La tâche est ardue et la lecture de l’album est exigeante. En effet, les concepts abordés, le niveau d’abstraction et la masse d’informations diffusées demande concentration et efforts. Ça ne se lit pas comme un épisode des Tuniques Bleues ou une succession de gags de Boule et Bill. Pourtant, le charme opère. D’une part, le récit alterne subtilement leçon philosophique, biographie du protagoniste, épisodes diplomatiques, scènes comiques et situations du quotidien. D’autre part, Papadatos opte pour l’esthétique consensuelle des gros nez, des silhouettes débonnaires, des faciès à l’expression simple, n’ajoutant pas de messages graphiques superflus à un texte déjà dense. Pour peu que le lecteur accepte de fragmenter sa lecture, de prendre son temps, de laisser reposer entre deux épisodes, il prend part à un voyage multiforme et stimulant, qui remet la philosophie au cœur de la société. L’humour est également bien présent ; l’épisode du bordel, au cours duquel Aristote fait un cours à une prostituée est succulent. Les clins d’œil à des classiques de la bande dessinée (Astérix en tête, bien sûr) sont des récréations appréciées.
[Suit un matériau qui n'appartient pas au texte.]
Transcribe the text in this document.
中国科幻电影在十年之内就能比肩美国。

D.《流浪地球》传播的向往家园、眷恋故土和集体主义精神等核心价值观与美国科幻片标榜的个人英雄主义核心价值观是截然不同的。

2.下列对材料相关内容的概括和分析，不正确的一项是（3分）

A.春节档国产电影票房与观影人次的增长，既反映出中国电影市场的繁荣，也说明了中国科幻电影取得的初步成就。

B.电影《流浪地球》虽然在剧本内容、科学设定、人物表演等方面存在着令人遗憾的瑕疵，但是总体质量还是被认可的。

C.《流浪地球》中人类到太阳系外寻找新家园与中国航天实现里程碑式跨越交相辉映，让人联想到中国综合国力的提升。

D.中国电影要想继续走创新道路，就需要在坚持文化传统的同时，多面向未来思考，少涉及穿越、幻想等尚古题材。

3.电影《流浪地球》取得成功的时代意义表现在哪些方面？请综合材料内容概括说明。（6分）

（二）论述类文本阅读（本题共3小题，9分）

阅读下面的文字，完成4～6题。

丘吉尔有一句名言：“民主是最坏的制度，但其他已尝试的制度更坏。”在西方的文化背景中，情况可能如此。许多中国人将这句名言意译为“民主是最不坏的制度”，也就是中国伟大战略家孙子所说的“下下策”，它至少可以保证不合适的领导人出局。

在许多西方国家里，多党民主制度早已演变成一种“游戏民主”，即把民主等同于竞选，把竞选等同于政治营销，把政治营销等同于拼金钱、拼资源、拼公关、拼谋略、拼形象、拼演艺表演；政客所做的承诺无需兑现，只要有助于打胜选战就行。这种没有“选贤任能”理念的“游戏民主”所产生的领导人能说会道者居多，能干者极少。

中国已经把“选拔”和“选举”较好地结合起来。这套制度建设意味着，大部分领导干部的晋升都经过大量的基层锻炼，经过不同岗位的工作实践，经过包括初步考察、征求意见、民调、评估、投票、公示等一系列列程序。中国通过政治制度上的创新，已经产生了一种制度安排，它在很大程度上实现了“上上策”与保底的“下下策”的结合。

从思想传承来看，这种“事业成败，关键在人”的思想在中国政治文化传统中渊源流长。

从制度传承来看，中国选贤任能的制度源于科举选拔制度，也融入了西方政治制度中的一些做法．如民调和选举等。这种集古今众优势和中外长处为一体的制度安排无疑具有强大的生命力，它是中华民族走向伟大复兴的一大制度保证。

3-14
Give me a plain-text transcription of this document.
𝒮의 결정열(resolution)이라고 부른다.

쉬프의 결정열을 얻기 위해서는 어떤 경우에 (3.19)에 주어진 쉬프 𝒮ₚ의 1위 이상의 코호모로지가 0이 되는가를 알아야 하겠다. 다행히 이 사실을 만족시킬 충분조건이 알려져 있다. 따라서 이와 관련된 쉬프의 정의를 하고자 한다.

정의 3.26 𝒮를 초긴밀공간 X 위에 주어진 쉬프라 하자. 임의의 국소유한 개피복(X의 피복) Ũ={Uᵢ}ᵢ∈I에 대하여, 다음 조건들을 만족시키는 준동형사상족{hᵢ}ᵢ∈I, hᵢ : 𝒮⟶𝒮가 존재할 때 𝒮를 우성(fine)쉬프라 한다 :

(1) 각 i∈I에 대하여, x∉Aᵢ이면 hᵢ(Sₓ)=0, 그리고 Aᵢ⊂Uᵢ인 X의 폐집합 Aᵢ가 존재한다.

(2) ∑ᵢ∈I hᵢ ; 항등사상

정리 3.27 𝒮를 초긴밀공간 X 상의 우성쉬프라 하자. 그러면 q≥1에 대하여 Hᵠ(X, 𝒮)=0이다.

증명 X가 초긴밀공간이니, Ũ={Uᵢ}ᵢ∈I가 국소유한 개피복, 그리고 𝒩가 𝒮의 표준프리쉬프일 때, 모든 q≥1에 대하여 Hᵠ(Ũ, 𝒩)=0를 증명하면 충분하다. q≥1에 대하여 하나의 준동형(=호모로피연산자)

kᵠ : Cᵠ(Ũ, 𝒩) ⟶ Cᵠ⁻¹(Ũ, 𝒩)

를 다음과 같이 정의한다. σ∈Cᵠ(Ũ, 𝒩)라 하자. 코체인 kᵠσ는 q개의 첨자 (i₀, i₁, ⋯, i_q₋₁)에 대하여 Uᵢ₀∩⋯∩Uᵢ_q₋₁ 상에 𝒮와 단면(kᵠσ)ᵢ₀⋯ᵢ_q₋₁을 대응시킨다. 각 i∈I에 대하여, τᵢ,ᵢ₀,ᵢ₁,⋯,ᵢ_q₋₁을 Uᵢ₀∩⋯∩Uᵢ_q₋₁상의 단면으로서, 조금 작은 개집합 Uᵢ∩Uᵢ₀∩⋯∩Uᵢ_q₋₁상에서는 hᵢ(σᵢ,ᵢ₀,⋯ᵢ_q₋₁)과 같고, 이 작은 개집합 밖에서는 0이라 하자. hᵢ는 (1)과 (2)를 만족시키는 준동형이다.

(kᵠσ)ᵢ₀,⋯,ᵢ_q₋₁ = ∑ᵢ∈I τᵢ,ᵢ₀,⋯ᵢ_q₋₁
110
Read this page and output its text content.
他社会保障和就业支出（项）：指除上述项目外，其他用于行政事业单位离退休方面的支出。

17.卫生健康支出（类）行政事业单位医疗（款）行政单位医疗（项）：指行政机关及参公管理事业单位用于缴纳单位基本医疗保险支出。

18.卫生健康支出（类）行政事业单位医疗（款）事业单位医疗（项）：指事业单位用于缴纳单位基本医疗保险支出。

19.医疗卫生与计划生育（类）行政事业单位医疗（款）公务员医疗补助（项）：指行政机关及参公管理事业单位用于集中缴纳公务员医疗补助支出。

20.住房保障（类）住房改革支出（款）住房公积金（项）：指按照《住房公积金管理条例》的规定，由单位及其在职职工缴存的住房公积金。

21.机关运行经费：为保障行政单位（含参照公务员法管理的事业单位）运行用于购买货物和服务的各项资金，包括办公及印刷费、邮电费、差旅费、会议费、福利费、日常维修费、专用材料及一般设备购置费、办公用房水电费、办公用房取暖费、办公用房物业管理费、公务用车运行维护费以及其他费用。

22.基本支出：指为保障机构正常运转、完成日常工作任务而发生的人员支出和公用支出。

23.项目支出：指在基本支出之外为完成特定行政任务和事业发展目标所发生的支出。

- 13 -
Entre syllogismes et classifications, fluidité narrative et érudition, démonstrations et scènes cocasses, opposition du monde platonicien des Idées à l’observation aristotélicienne de l’expérience, l’ennui n’a pas de place et le propos est d’une haute tenue, tout au long de ces deux cent seize planches. Le sujet ne doit pas rebuter ; au contraire, il constitue une occasion trop rare de considérer ce qui constitue l’essentiel de l’humain et de son rapport au monde.